After Epic initially filed its opening brief to the Ninth Circuit in its fight against Apple's app store fees and regulation of payment tools on Jan. 20, attorneys general for 34 U.S. states and the District of Columbia, as well as Microsoft, weighed in on the matter in support of the Fortnite-maker on Thursday.
"Apple's conduct has harmed and is harming mobile app-developers and millions of citizens," the states said in their brief.
"Meanwhile, Apple continues to monopolize app-distribution and in-app-payment solutions for iPhones, stifle competition, and amass supracompetitive profits within the almost trillion-dollar-a-year smartphone industry."
Led by Utah, the states supporting Epic are Alaska, Arkansas, Colorado, Connecticut, Delaware, Florida, Idaho, Illinois, Indiana, Iowa, Kentucky, Louisiana, Maryland, Massachusetts, Michigan, Minnesota, Montana, Nebraska, Nevada, New Hampshire, New Jersey, New Mexico, New York, North Dakota, Ohio, Oregon, Pennsylvania, Rhode Island, South Carolina, South Dakota, Texas, Vermont, and Washington.

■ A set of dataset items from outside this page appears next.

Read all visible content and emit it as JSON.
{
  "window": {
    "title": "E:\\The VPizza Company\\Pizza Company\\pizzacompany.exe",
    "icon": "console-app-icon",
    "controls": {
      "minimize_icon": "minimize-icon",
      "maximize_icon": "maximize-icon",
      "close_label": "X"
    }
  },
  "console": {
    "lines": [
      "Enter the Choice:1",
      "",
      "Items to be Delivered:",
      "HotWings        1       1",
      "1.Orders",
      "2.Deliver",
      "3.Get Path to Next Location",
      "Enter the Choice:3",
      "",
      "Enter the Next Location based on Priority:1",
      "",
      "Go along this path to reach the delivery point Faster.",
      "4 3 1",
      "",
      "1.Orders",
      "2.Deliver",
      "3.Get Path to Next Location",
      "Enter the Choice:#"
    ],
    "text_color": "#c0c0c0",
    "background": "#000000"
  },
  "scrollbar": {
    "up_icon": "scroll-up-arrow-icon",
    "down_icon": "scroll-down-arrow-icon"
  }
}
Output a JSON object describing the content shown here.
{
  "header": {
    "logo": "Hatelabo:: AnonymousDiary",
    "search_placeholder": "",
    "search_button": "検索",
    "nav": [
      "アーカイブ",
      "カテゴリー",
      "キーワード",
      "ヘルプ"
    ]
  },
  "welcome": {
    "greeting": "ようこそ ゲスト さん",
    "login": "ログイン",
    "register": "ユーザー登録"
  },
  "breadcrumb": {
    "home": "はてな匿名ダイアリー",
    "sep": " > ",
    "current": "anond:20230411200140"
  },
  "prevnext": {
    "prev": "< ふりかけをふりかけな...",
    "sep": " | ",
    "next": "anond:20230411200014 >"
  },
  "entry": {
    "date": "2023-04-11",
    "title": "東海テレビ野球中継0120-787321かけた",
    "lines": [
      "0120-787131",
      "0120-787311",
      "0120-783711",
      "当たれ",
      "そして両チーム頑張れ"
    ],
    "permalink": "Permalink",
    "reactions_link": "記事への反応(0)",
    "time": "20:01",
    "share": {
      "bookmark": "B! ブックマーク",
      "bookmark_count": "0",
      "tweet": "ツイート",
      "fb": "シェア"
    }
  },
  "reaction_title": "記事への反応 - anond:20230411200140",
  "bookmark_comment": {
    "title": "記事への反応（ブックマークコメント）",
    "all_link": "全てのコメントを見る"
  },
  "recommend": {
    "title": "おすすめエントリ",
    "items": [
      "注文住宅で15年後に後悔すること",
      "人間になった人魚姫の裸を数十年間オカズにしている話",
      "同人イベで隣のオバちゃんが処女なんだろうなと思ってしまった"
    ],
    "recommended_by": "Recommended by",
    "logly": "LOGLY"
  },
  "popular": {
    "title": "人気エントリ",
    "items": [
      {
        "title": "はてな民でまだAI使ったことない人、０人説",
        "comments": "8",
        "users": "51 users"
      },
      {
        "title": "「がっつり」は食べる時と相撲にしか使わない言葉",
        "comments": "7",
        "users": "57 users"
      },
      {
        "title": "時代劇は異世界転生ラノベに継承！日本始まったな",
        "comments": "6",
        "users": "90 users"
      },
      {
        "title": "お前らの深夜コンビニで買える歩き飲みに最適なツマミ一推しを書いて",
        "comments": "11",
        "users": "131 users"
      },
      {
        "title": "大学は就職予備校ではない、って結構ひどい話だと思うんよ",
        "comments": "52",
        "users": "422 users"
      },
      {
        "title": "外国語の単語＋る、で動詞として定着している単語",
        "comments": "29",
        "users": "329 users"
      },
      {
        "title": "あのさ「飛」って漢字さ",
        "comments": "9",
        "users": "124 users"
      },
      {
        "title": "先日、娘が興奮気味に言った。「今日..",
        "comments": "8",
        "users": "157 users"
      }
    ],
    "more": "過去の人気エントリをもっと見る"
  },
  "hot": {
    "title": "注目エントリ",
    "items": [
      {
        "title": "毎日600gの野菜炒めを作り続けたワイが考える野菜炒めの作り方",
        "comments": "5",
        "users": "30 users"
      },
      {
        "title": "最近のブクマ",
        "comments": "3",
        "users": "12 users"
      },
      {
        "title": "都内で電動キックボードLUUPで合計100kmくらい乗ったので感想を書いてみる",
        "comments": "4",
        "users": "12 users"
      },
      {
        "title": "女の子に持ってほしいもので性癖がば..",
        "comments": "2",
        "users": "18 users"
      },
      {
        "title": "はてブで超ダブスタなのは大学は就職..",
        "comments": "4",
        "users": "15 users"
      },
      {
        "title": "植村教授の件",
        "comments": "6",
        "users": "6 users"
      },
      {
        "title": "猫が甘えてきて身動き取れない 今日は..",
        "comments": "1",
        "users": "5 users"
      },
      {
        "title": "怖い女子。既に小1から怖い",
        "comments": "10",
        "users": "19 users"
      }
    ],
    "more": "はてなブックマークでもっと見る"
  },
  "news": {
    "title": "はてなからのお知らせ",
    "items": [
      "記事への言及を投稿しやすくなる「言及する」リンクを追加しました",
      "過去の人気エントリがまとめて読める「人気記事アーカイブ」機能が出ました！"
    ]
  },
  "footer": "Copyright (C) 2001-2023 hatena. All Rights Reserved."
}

Amid the 10 briefs filed in the case Thursday by the states, professors, activist groups, and more, Microsoft leaned in to argue that ruling in favor of Apple could allow it to leverage its "control of iOS to foreclose competition" in adjacent markets.
"If Apple is allowed to step between any company with online services and users of iPhones," Microsoft wrote, "few areas of the vast mobile economy will be safe from Apple's interference and eventual dominance."
Apple's reply is expected to come in March. On Thursday, the company said it was optimistic that Epic's challenge would fail.
In recent weeks, Fortnite has returned to iOS, Safari, and Android thanks to the closed beta of GeForce NOW, Nvidia's cloud gaming service.